I’ve read numerous articles that state the varying health benefits of dog ownership or even articles that proclaim that when we gaze into our dog’s eyes our bodies release the hormone oxytocin – a chemical that is also released when a mother gazes into her infant’s eyes. I don’t doubt anything that these articles claim. But at the same time I have a hard time thinking about the love for my dog in terms of scientific explanations – it’s just too disconnected for me.
I have a hunch the reason why my dogs have meant so much to me is much more intuitive. Dogs and humans might be two different species but one thing we have in common is we both have a deep-rooted, intrinsic need for connection – to be loved and to love and this is what matters most in life. I value what my dogs show me, by example, each and every day: simple things matter most, spending time with the people that you care about and accepting the world as it is and loving it freely.
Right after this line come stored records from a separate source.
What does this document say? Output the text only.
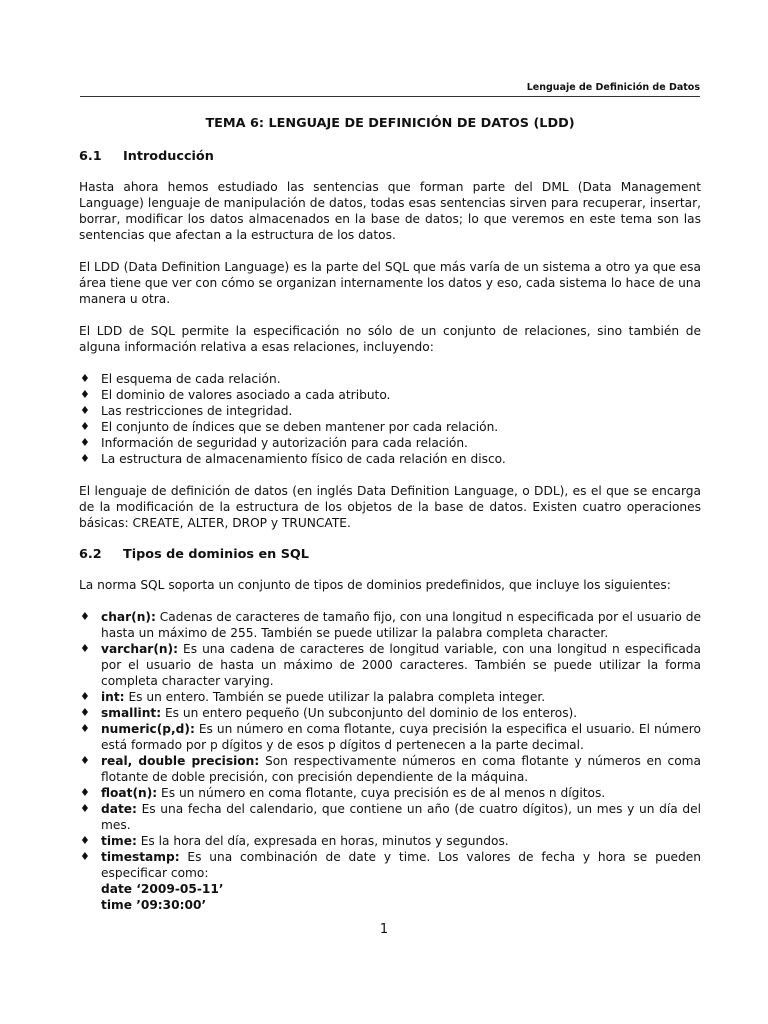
Lenguaje de Definición de Datos
TEMA 6: LENGUAJE DE DEFINICIÓN DE DATOS (LDD)
6.1 Introducción

Hasta ahora hemos estudiado las sentencias que forman parte del DML (Data Management Language) lenguaje de manipulación de datos, todas esas sentencias sirven para recuperar, insertar, borrar, modificar los datos almacenados en la base de datos; lo que veremos en este tema son las sentencias que afectan a la estructura de los datos.

El LDD (Data Definition Language) es la parte del SQL que más varía de un sistema a otro ya que esa área tiene que ver con cómo se organizan internamente los datos y eso, cada sistema lo hace de una manera u otra.

El LDD de SQL permite la especificación no sólo de un conjunto de relaciones, sino también de alguna información relativa a esas relaciones, incluyendo:

♦ El esquema de cada relación.
♦ El dominio de valores asociado a cada atributo.
♦ Las restricciones de integridad.
♦ El conjunto de índices que se deben mantener por cada relación.
♦ Información de seguridad y autorización para cada relación.
♦ La estructura de almacenamiento físico de cada relación en disco.

El lenguaje de definición de datos (en inglés Data Definition Language, o DDL), es el que se encarga de la modificación de la estructura de los objetos de la base de datos. Existen cuatro operaciones básicas: CREATE, ALTER, DROP y TRUNCATE.

6.2 Tipos de dominios en SQL

La norma SQL soporta un conjunto de tipos de dominios predefinidos, que incluye los siguientes:

♦ char(n): Cadenas de caracteres de tamaño fijo, con una longitud n especificada por el usuario de hasta un máximo de 255. También se puede utilizar la palabra completa character.
♦ varchar(n): Es una cadena de caracteres de longitud variable, con una longitud n especificada por el usuario de hasta un máximo de 2000 caracteres. También se puede utilizar la forma completa character varying.
♦ int: Es un entero. También se puede utilizar la palabra completa integer.
♦ smallint: Es un entero pequeño (Un subconjunto del dominio de los enteros).
♦ numeric(p,d): Es un número en coma flotante, cuya precisión la especifica el usuario. El número está formado por p dígitos y de esos p dígitos d pertenecen a la parte decimal.
♦ real, double precision: Son respectivamente números en coma flotante y números en coma flotante de doble precisión, con precisión dependiente de la máquina.
♦ float(n): Es un número en coma flotante, cuya precisión es de al menos n dígitos.
♦ date: Es una fecha del calendario, que contiene un año (de cuatro dígitos), un mes y un día del mes.
♦ time: Es la hora del día, expresada en horas, minutos y segundos.
♦ timestamp: Es una combinación de date y time. Los valores de fecha y hora se pueden especificar como:
date ‘2009-05-11’
time ’09:30:00’
1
Dogs always see the world with ‘fresh eyes’. Jasper can find 50 holes to put his head down at the park and each and every one is just as exciting and new as the first. Life is always exhilarating and fresh for a dog. Dogs live for the moment – not worrying about the future or regretting what they said to the poodle down the street the evening before – they take life as it is. A dog’s trust for his human is unparalleled in the world of human interaction. We humans have to earn another’s trust with time and diligence – a dog’s trust has to be lost over time, as dogs are so forgiving for human slights. The world would definitely be a kinder, friendlier and less judgmental place if humans were more like their dogs.
It is such a human thing to want to know ‘why’. I doubt that any of my dogs ever wonder why they loved me. Score another point for dogs and their mindset of living in the moment. But maybe – just maybe – I am to the point in which it just doesn’t matter so much. Perhaps I need to be more dog-like in this regard and just accept what it is in front of me and let the ‘why’ roll off my back. Whether it matters or not – I do know this – I simply cannot imagine my world without a dog or two or three in it.
Michael Carter says
Wow! Thank you for sharing your story with your four legged furry kids. My life would be a wreck , “I think” without my two dogs.
How they greet me every night I come home from work, stuffed animals in mouth or a ball, wagging their tail & behinds. When I wake up my older one is starring at me from my he side of the bed “Dad get up we’re hungry “. Not sure how to explain it but everyday my dogs do something to or for me that makes my day a bit better or a little bit easier. We have such a bond it’s crazy.
Tailwagger Dog Photographers says
I hear you – I cannot imagine my life without a dog (or two, really) in it!